Moscow complained vociferously last year when the US, Germany and the Netherlands deployed Patriots on Syria’s northern border in Turkey, a Nato ally. Nato said the Patriots were sent there as a precaution in case missiles were fired over the border from Syria.
Moscow said that decision was a factor in its decision to go ahead with plans to send its own anti-aircraft system, the S-300, to Assad’s government.
The Russian system has not yet been deployed but Moscow said in recent weeks it would fulfil the delivery contract.
Assad’s air power is one of his main advantages against the rebels, who are relatively lightly armed.
The US and Russia have jointly called for a peace conference on Syria later this month, the first attempt in a year by the powers supporting the opposing sides in the civil war to find a diplomatic solution.

Snipers kill two in Lebanese city


Snipers have shot dead two men in Tripoli, the Lebanese city wracked by a wave of bloody violence linked to the conflict in neighbouring Syria, a security official said yesterday. “One policeman who was off duty died of sniper-fire wounds from the day before, and a Syrian residing in the city suffered the same fate,” the official told AFP on condition of anonymity.
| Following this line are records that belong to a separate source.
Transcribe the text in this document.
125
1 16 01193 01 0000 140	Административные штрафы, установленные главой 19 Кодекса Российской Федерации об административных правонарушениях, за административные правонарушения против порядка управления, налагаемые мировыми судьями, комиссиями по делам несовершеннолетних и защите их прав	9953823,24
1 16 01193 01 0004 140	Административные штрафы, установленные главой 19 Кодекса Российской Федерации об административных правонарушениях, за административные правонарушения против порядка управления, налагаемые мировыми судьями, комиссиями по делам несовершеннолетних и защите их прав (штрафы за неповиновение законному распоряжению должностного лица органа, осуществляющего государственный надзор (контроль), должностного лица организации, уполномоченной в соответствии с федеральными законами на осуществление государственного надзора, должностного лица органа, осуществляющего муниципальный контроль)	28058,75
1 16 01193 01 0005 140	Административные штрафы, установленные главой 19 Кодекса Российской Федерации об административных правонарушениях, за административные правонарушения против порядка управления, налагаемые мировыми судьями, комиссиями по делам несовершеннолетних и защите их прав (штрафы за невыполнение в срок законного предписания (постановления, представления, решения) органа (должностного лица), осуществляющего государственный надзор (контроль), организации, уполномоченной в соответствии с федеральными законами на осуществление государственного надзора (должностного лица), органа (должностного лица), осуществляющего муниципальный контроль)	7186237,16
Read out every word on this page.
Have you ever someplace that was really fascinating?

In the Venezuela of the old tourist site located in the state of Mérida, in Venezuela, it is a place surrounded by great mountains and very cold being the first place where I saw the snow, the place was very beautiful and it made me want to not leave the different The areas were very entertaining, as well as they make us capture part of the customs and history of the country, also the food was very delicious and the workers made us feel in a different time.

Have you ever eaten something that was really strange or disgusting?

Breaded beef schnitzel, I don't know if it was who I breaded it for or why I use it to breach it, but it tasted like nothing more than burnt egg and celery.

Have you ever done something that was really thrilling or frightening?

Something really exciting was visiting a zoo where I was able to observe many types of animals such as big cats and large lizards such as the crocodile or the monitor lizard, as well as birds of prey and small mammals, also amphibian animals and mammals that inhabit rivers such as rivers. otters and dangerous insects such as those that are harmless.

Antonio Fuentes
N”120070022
The latest deaths came a day after six people were killed in similar clashes between Sunni- and Alawite-populated parts of the flashpoint northern city. The violence continued yesterday, with assailants torching Alawite-owned shops in the Sunni neighbourhood of Bab el-Tabbaneh, said the security official. The latest confrontations come after a brief lull in the violence between the two sides, following a flare-up last month that left 31 people dead and more than 200 hurt.